Closed Moadab-AI closed 10 years ago
I don't believe the derivative of the sigmoid is equivalent to the derivative of the softmax. Have you performed a gradient check using softmax output?
well I did do the sort of trivial hand calculation and ended up with the exact result as sigmoid's of "an (1 - an)" :
also when i tried to look it up for confirmation i got the same answer like in e.g. http://www.cs.bham.ac.uk/~jxb/INC/l7.pdf page 13
but above all even if all this is wrong, by no mean I can see the derivative to be "1" ...as it is in the code ..can it ?
and no i didn't do the gradient check as the math of it didnt sound right in first place.
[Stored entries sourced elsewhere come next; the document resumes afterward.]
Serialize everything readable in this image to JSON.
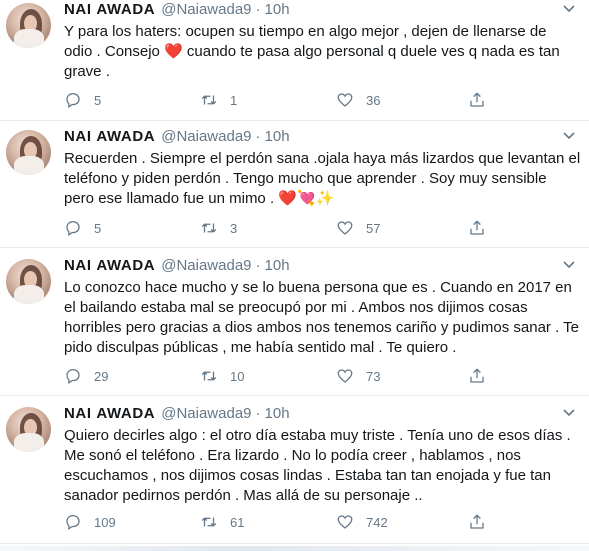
{
  "tweets": [
    {
      "name": "NΑΙ AWADA",
      "handle": "@Naiawada9",
      "time": "10h",
      "lines": [
        "Y para los haters: ocupen su tiempo en algo mejor , dejen de llenarse de",
        "odio . Consejo ❤️ cuando te pasa algo personal q duele ves q nada es tan",
        "grave ."
      ],
      "replies": "5",
      "retweets": "1",
      "likes": "36"
    },
    {
      "name": "NΑΙ AWADA",
      "handle": "@Naiawada9",
      "time": "10h",
      "lines": [
        "Recuerden . Siempre el perdón sana .ojala haya más lizardos que levantan el",
        "teléfono y piden perdón . Tengo mucho que aprender . Soy muy sensible",
        "pero ese llamado fue un mimo . ❤️💘✨"
      ],
      "replies": "5",
      "retweets": "3",
      "likes": "57"
    },
    {
      "name": "NΑΙ AWADA",
      "handle": "@Naiawada9",
      "time": "10h",
      "lines": [
        "Lo conozco hace mucho y se lo buena persona que es . Cuando en 2017 en",
        "el bailando estaba mal se preocupó por mi . Ambos nos dijimos cosas",
        "horribles pero gracias a dios ambos nos tenemos cariño y pudimos sanar . Te",
        "pido disculpas públicas , me había sentido mal . Te quiero ."
      ],
      "replies": "29",
      "retweets": "10",
      "likes": "73"
    },
    {
      "name": "NΑΙ AWADA",
      "handle": "@Naiawada9",
      "time": "10h",
      "lines": [
        "Quiero decirles algo : el otro día estaba muy triste . Tenía uno de esos días .",
        "Me sonó el teléfono . Era lizardo . No lo podía creer , hablamos , nos",
        "escuchamos , nos dijimos cosas lindas . Estaba tan tan enojada y fue tan",
        "sanador pedirnos perdón . Mas allá de su personaje .."
      ],
      "replies": "109",
      "retweets": "61",
      "likes": "742"
    }
  ],
  "colors": {
    "text": "#14171a",
    "muted": "#657786",
    "border": "#e6ecf0"
  },
  "icons": [
    "chevron-down-icon",
    "reply-icon",
    "retweet-icon",
    "like-icon",
    "share-icon"
  ]
}
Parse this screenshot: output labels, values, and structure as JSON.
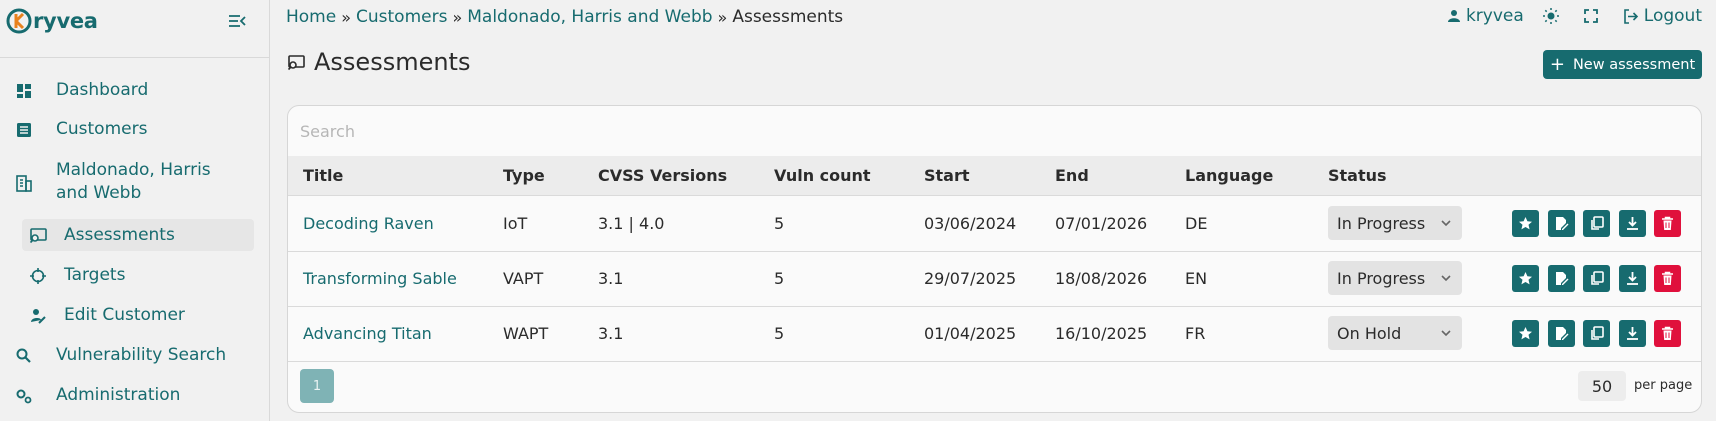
{
  "app": {
    "name": "ryvea",
    "brand_color": "#176b6f"
  },
  "sidebar": {
    "items": [
      {
        "label": "Dashboard",
        "icon": "dashboard-icon"
      },
      {
        "label": "Customers",
        "icon": "list-icon"
      },
      {
        "label": "Maldonado, Harris and Webb",
        "icon": "building-icon"
      },
      {
        "label": "Assessments",
        "icon": "assessment-icon",
        "active": true
      },
      {
        "label": "Targets",
        "icon": "crosshair-icon"
      },
      {
        "label": "Edit Customer",
        "icon": "user-edit-icon"
      },
      {
        "label": "Vulnerability Search",
        "icon": "search-icon"
      },
      {
        "label": "Administration",
        "icon": "gears-icon"
      }
    ]
  },
  "breadcrumb": {
    "items": [
      "Home",
      "Customers",
      "Maldonado, Harris and Webb"
    ],
    "separator": "»",
    "current": "Assessments"
  },
  "topbar": {
    "user": "kryvea",
    "logout": "Logout"
  },
  "page": {
    "title": "Assessments",
    "new_button": "New assessment"
  },
  "search": {
    "placeholder": "Search"
  },
  "table": {
    "columns": [
      "Title",
      "Type",
      "CVSS Versions",
      "Vuln count",
      "Start",
      "End",
      "Language",
      "Status"
    ],
    "rows": [
      {
        "title": "Decoding Raven",
        "type": "IoT",
        "cvss": "3.1 | 4.0",
        "vulns": "5",
        "start": "03/06/2024",
        "end": "07/01/2026",
        "language": "DE",
        "status": "In Progress"
      },
      {
        "title": "Transforming Sable",
        "type": "VAPT",
        "cvss": "3.1",
        "vulns": "5",
        "start": "29/07/2025",
        "end": "18/08/2026",
        "language": "EN",
        "status": "In Progress"
      },
      {
        "title": "Advancing Titan",
        "type": "WAPT",
        "cvss": "3.1",
        "vulns": "5",
        "start": "01/04/2025",
        "end": "16/10/2025",
        "language": "FR",
        "status": "On Hold"
      }
    ],
    "row_actions": [
      "star-icon",
      "edit-icon",
      "clone-icon",
      "download-icon",
      "delete-icon"
    ]
  },
  "pagination": {
    "current_page": "1",
    "per_page_value": "50",
    "per_page_label": "per page"
  },
  "colors": {
    "accent": "#176b6f",
    "danger": "#e0103c",
    "page_btn": "#7fb3b5"
  }
}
I'm not a user of DeepLearnToolbox, but I'm interested ;-) The derivation of cross-entropy loss and softmax activation is coupled in the way that you can achieve better numerical stability if you compute the delta at output layer taking into account both functions. In this way, several NN tools implement the cross-entropy loss derivative to be the combination of cross-entropy+softmax derivative, and therefore the delta computation at softmax layer is reduced to a linear transformation. You can see more in the following paper:
http://citeseerx.ist.psu.edu/viewdoc/summary?doi=10.1.1.49.6403
Thank you for the derivation, mabdollahi. I see now that is quite easy.
Thank you for the link pakozm as this has been confusing me.
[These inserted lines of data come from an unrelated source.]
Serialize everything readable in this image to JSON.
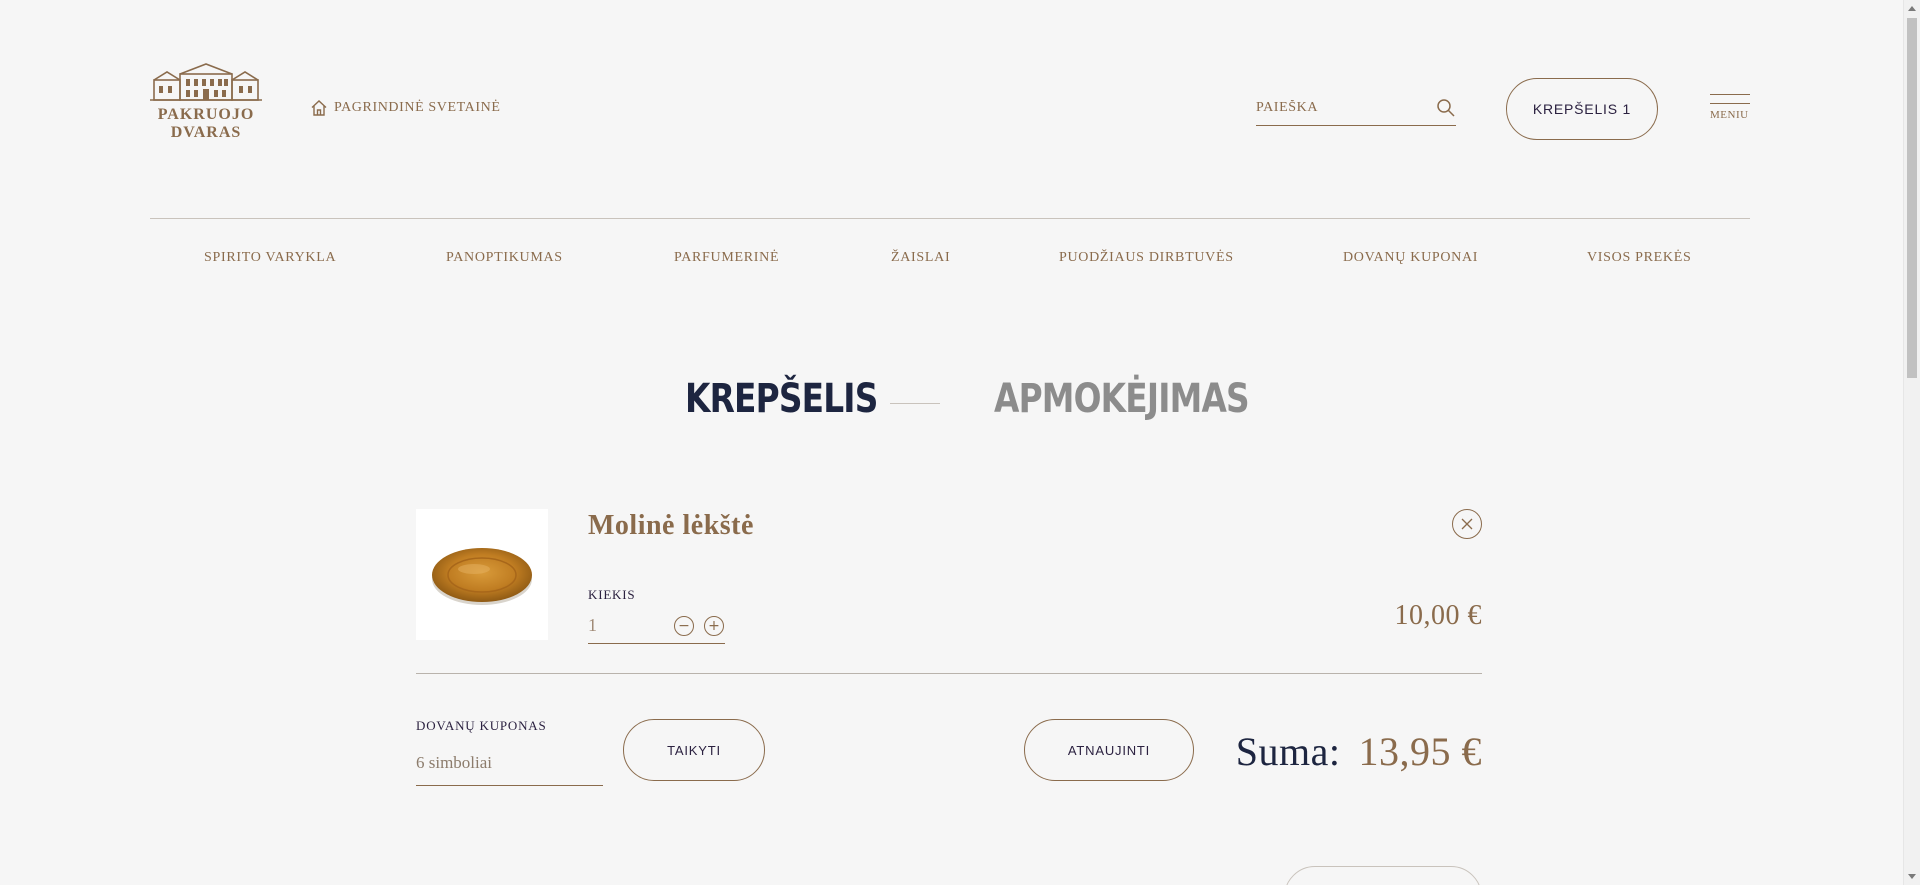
{
  "header": {
    "logo_line1": "PAKRUOJO",
    "logo_line2": "DVARAS",
    "home_link": "PAGRINDINĖ SVETAINĖ",
    "search_placeholder": "PAIEŠKA",
    "cart_button": "KREPŠELIS 1",
    "menu_label": "MENIU"
  },
  "nav": {
    "items": [
      "SPIRITO VARYKLA",
      "PANOPTIKUMAS",
      "PARFUMERINĖ",
      "ŽAISLAI",
      "PUODŽIAUS DIRBTUVĖS",
      "DOVANŲ KUPONAI",
      "VISOS PREKĖS"
    ]
  },
  "steps": {
    "active": "KREPŠELIS",
    "inactive": "APMOKĖJIMAS"
  },
  "cart": {
    "item": {
      "title": "Molinė lėkštė",
      "qty_label": "KIEKIS",
      "qty_value": "1",
      "qty_minus": "−",
      "qty_plus": "+",
      "price": "10,00 €"
    },
    "coupon_label": "DOVANŲ KUPONAS",
    "coupon_placeholder": "6 simboliai",
    "apply_button": "TAIKYTI",
    "update_button": "ATNAUJINTI",
    "total_label": "Suma:",
    "total_value": "13,95 €"
  },
  "colors": {
    "accent": "#8a6b4c",
    "dark": "#1d2540",
    "background": "#f6f6f6"
  }
}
Oh thank you very much Pakozm ! you're a life saver. The article you referred to answered precisely my question and based on that seems like the code is just fine if you pair the CE cost function with softmax activations.
Your welcome :-) I was also a bit confused about this a time ago ;-)
Thanks a lot @pakozm :)
There seems to be a bug in the the backpropagation algorithm in the NN folder. the bug is in calculating the deltas, and the derivative of the activation function in the output layer : (lines 7-12)
shouldn't the softmax be bundled with 'sigm' rather than 'linear', since the derivative of softmax is identical to 'sigm' ? (an (1 - an)) ? or am i missing something ?